Circles of Control: Building Resilience in Friendships
- kerryclarke9
- 1 day ago
- 2 min read
As we approach the end of the school year, I find myself reflecting on what a privilege it has been to serve as the Girls’ Grammar School Counsellor. I am grateful for the opportunity to work alongside such a wonderful community of girls, staff, and parents, and I look forward to continuing this role next year.
With the festive season and long summer break ahead - filled with family time, holidays, or simply the chance to slow down and reconnect with ourselves - I wanted to share an insight from my counselling work this year. One of the most common concerns raised by the girls has been around friendship: the uncertainty that comes with changing social groups, moving into new grades or classes, and navigating the shifting dynamics that naturally occur as they grow.

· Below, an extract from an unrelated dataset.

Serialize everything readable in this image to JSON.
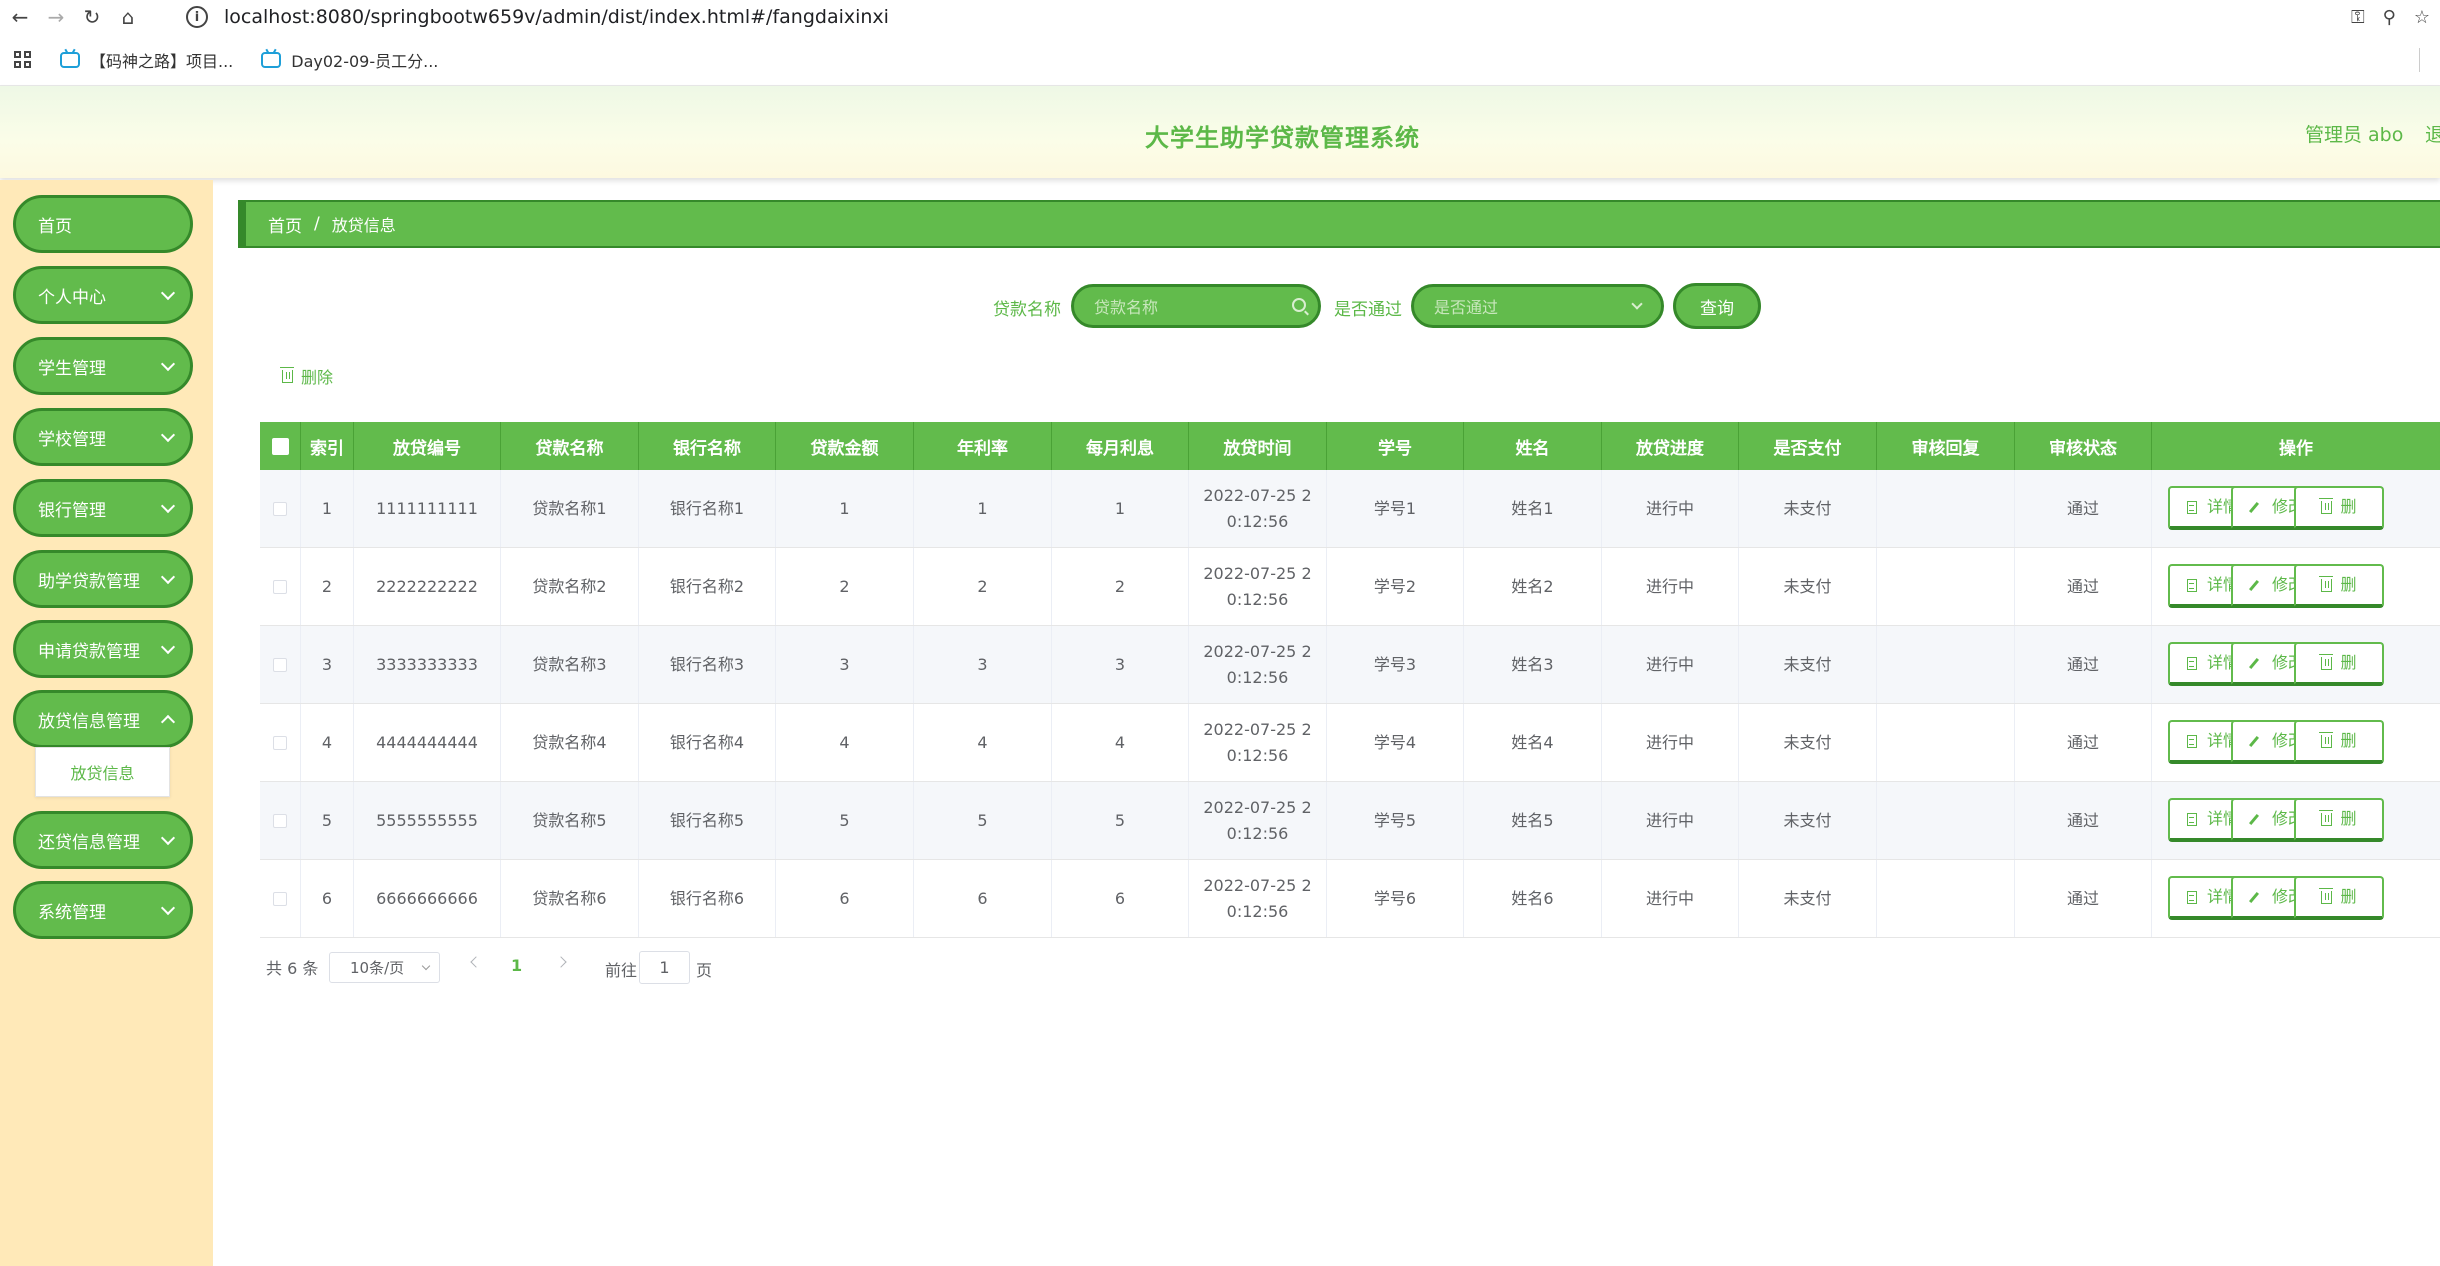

Questions like “Why do friends say certain things?”, “How should I respond?”, and “What should I be thinking about?” came up often. These are completely normal worries, especially in an all-girls school environment where relationships play such a central role.
A concept I frequently use to help them unpack these concerns is the Circle of Control. It’s a simple yet powerful reminder that while we cannot control what others say, think, or do, we can control our own words, thoughts, actions, and reactions. When the girls recognise this distinction, they often feel more empowered and less overwhelmed.

We also talk about the importance of self-respect in friendships. To be a good friend to others, we must first be a good friend to ourselves. The qualities we hope to find in others - kindness, loyalty, honesty - should begin within. Like attracts like.
When students understand that they cannot control how others behave, they begin to build resilience. They develop acceptance, learn when to walk away from unhealthy friendships, and grow more confident in standing up for themselves.
A quote I often share with them, by Rena Rose, beautifully captures this idea:
“Love yourself so much that when someone treats you wrong, you recognise it.”